In der Presse #18

Liberale Gemeinde
fordert Millionen

17. August 2005

Jüdischem Landesverband droht Insolvenz - Muss Land jetzt haften?

Halle/MZ/stk. Es donnern mehr und mehr schwere Geschütze im Finanz-Zwist zwischen den jüdischen Gemeinden im Lande. Neun Monate nach einem Urteil des Oberverwaltungsgerichts (OVG) Magdeburg, nach dem die liberale Synagogengemeinde in Halle an den Staatsleistungen für die jüdischen Gemeinschaft beteiligt werden sollte, droht den drei orthodoxen Gemeinden und ihrem Landesverband jetzt die Insolvenz.

"Wir hatten über Jahre eine Schafsgeduld", sagt Karl Sommer, Chef der Synagogengemeinde. Am Ende habe man zwar gewonnen. "Aber wir haben bis heute keinen Euro gesehen." Stattdessen werde "ständig gefordert, wir sollten Nachweise erbringen". Das aber sei nach dem OVG-Urteil nicht nötig.

Nach mehreren ergebnislosen Verhandlungsrunden will Sommer nun Ernst machen.

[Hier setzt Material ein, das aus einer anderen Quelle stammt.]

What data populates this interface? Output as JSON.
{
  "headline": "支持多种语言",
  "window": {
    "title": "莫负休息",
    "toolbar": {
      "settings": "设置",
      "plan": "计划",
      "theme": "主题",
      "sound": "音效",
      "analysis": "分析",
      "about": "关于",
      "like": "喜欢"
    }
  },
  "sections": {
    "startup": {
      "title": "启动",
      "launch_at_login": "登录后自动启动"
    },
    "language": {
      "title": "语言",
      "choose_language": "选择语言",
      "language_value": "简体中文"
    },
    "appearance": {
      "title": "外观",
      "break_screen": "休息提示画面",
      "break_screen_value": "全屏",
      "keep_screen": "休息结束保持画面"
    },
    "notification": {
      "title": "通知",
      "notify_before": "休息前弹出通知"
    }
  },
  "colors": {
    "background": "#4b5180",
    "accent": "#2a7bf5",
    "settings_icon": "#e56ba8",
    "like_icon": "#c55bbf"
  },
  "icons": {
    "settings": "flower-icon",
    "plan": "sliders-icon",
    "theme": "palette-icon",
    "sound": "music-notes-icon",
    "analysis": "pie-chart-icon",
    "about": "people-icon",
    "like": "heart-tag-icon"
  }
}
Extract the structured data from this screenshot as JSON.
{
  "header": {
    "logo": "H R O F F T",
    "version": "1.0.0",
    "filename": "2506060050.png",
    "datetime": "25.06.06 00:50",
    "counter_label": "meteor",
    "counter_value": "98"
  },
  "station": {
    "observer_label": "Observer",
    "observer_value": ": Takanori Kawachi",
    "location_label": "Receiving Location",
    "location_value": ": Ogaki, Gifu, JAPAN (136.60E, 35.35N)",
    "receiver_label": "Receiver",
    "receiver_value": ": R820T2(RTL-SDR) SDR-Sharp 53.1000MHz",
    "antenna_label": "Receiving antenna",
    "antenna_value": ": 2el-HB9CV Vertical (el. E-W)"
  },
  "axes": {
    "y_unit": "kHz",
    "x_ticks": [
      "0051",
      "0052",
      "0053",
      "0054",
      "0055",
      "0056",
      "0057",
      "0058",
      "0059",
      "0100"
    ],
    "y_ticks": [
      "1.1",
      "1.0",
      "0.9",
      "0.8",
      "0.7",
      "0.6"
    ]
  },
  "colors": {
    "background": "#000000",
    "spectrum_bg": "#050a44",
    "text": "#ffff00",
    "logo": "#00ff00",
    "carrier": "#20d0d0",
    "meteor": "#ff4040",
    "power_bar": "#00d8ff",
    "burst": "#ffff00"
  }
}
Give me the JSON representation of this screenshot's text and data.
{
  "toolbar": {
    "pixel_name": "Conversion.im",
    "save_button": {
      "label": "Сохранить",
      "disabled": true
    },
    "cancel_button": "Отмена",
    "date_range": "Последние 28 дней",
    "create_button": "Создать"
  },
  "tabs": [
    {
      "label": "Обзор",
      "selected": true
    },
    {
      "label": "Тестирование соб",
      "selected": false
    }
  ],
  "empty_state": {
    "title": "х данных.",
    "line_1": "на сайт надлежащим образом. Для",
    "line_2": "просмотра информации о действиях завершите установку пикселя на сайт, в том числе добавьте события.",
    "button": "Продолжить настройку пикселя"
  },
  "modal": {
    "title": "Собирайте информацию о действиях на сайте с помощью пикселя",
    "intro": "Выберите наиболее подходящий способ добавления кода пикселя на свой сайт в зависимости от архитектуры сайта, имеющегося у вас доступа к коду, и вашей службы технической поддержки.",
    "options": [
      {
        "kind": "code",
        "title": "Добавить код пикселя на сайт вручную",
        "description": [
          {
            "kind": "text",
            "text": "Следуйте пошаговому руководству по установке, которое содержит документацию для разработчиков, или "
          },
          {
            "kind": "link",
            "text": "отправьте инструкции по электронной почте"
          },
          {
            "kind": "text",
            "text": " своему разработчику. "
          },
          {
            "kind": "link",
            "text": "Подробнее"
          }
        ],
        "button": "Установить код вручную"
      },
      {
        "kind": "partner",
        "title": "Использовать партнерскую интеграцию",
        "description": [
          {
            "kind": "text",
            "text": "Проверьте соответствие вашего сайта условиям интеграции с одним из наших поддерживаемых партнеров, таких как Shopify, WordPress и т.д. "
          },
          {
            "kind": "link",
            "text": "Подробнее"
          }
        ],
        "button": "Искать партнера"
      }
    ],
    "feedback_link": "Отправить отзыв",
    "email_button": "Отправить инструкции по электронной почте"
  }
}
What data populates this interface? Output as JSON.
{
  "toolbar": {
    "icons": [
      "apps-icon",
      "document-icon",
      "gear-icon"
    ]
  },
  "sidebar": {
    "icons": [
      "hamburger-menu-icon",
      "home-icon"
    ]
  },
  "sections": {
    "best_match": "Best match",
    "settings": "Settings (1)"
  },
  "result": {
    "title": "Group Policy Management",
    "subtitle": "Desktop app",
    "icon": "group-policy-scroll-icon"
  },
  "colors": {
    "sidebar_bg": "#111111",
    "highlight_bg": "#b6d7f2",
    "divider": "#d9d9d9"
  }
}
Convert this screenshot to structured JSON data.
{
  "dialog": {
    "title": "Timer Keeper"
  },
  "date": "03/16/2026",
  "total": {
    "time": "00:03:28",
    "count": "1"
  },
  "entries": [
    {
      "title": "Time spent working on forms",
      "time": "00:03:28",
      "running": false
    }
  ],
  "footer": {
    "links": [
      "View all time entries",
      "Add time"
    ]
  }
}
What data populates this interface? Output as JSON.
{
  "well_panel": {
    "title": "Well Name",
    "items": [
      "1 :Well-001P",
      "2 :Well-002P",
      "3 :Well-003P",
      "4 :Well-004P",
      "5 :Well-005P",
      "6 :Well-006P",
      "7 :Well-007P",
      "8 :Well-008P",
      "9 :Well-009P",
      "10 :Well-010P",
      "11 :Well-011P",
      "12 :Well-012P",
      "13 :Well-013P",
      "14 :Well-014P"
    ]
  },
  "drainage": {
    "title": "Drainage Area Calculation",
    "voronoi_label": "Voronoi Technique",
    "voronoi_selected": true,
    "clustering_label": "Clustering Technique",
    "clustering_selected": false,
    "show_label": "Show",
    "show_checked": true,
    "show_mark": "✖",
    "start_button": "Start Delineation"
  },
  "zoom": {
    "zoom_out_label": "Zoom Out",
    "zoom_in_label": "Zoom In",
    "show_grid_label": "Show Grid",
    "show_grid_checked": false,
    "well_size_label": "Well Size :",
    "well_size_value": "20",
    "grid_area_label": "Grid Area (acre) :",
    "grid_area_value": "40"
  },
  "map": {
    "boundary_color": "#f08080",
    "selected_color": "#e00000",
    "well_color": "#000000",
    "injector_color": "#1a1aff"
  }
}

Bereits vor Wochen hatte die Synagogengemeinde die Landesregierung auf die Konsequenzen ausbleibender Zahlungen aufmerksam gemacht. Man werde die geschuldeten Gelder in Höhe von zwei Millionen Euro zwangsweise eintreiben. Habe das keinen Erfolg, folge ein Insolvenzantrag gegen Landesverband und Mitgliedsgemeinden. Nach Ansicht der Anwälte der Synagogengemeinde müsste das Land dann für die Millionen-Summe haften.

Darüber hinaus behält sich die Synagogengemeinde strafrechtliche Schritte vor. "Es handelt sich um einen Fall von Unterschlagung", glaubt Sommer. Über Jahre sei das Risiko eines Urteils, das seine Gemeinde an den Staatszahlungen beteilige, bekannt gewesen. "Dennoch hat man keine Rücklagen gebildet." Auch das Land habe nicht darauf hingewirkt, dass Geld beiseite gelegt wurde.

"So lange nicht Doppelmitgliedschaften ausgeschlossen sind", sagt Max Privorozki, Vorsitzender der Gemeinde Halle, "kann nicht gezahlt werden." Es müsse eine Formel geben, nach der die Ansprüche der Einzel-Gemeinden berechnet werden. "Diese Fragen müssen geklärt werden." Die Hoffnung darauf hat man im Kultusministerium noch nicht aufgegeben. Ein Vorschlag des Ministeriums liege auf dem Tisch, sagt Sprecherin Brigitte Deckstein. In der nächsten Woche sollen die Verhandlungen fortgesetzt werden.